NVIDIA GPU and AI Used To Decipher Ancient Roman Scrolls
Jakob Aylesbury / 12 months ago
As many of us are aware, graphics cards have expanded in usecases with the growing AI market which NVIDIA is dominating with their H100 GPUs. Most of the usecases are for complex and mostly boring things but something that is a bit interesting is a recent competition to extract readable content from ancient roman scrolls which has been achieved using a GTX 1070.

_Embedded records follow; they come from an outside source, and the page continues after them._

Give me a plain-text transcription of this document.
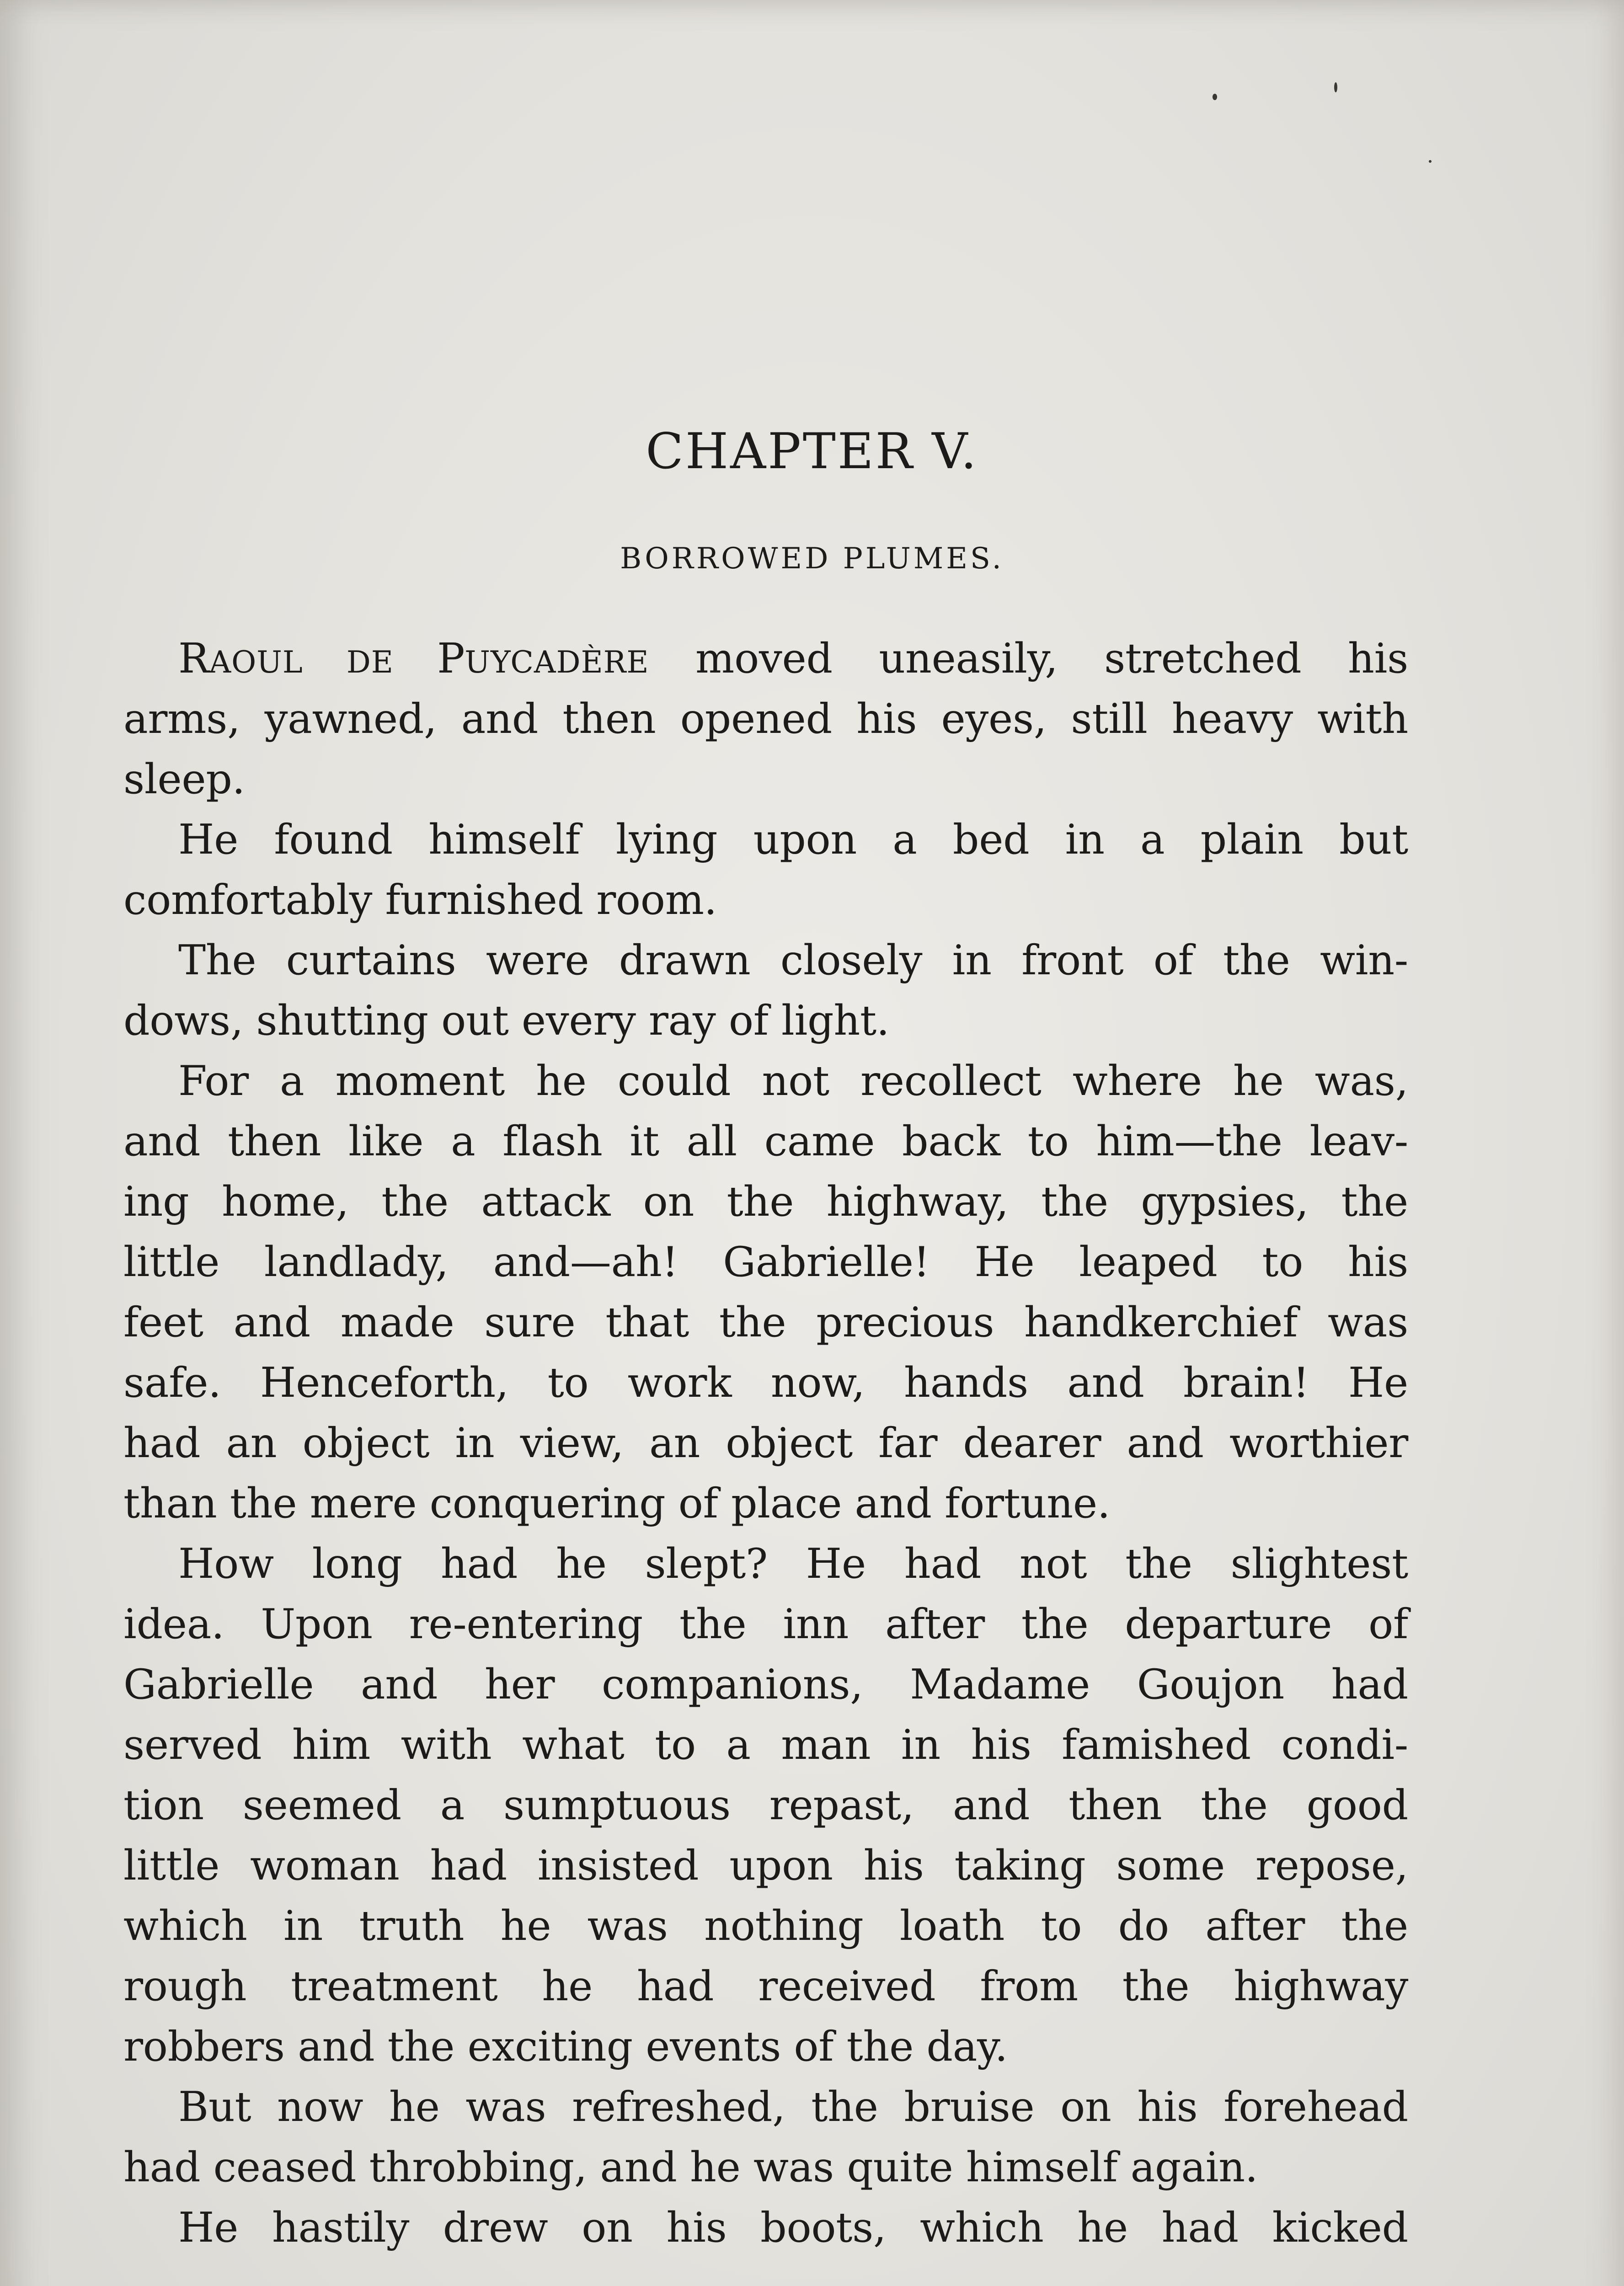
CHAPTER V.
BORROWED PLUMES.
RAOUL DE PUYCADÈRE moved uneasily, stretched his
arms, yawned, and then opened his eyes, still heavy with
sleep.
He found himself lying upon a bed in a plain but
comfortably furnished room.
The curtains were drawn closely in front of the win-
dows, shutting out every ray of light.
For a moment he could not recollect where he was,
and then like a flash it all came back to him—the leav-
ing home, the attack on the highway, the gypsies, the
little landlady, and—ah! Gabrielle! He leaped to his
feet and made sure that the precious handkerchief was
safe. Henceforth, to work now, hands and brain! He
had an object in view, an object far dearer and worthier
than the mere conquering of place and fortune.
How long had he slept? He had not the slightest
idea. Upon re-entering the inn after the departure of
Gabrielle and her companions, Madame Goujon had
served him with what to a man in his famished condi-
tion seemed a sumptuous repast, and then the good
little woman had insisted upon his taking some repose,
which in truth he was nothing loath to do after the
rough treatment he had received from the highway
robbers and the exciting events of the day.
But now he was refreshed, the bruise on his forehead
had ceased throbbing, and he was quite himself again.
He hastily drew on his boots, which he had kicked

Herculaneum Scrolls Deciphered By GTX 1070
As shared on NVIDIA’s Blog, Luke Farritor, a 21 year old computer science undergrad at the University of Nebraska-Lincoln alongside some others, has managed to use a GTX 1070 to decipher ancient texts. The texts are the Herculaneum scrolls which is a library of ancient texts that were carbonized and preserved by the eruption of Mount Vesuvius in 79 AD. Farritor made use of the GTX 1070 and the ResNet deep learning framework and became the first to decipher 10 letters from a small patch of scroll which earned him a $40,000 prize. The text deciphered was “πορφυρας,” which translated to “Purple Dye” or “Cloths of Purple”.
Various other people are involved in this including Nat Friedman, CEO of GitHub and organizer of the Vesuvius Challenge and W. Brent Seales, Chair of the University of Kentucky Computer Science Department who has spent over a decade developing methods to digitally unfurl and read the delicate scrolls. The stakes are also much higher as private donors are offering up to a $700,000 prize for those who can retrieve four distinct passages of at lease 140 characters this year.
If more of this can be achieved with AI, then i’m all for it as there is so much still to learn from human history.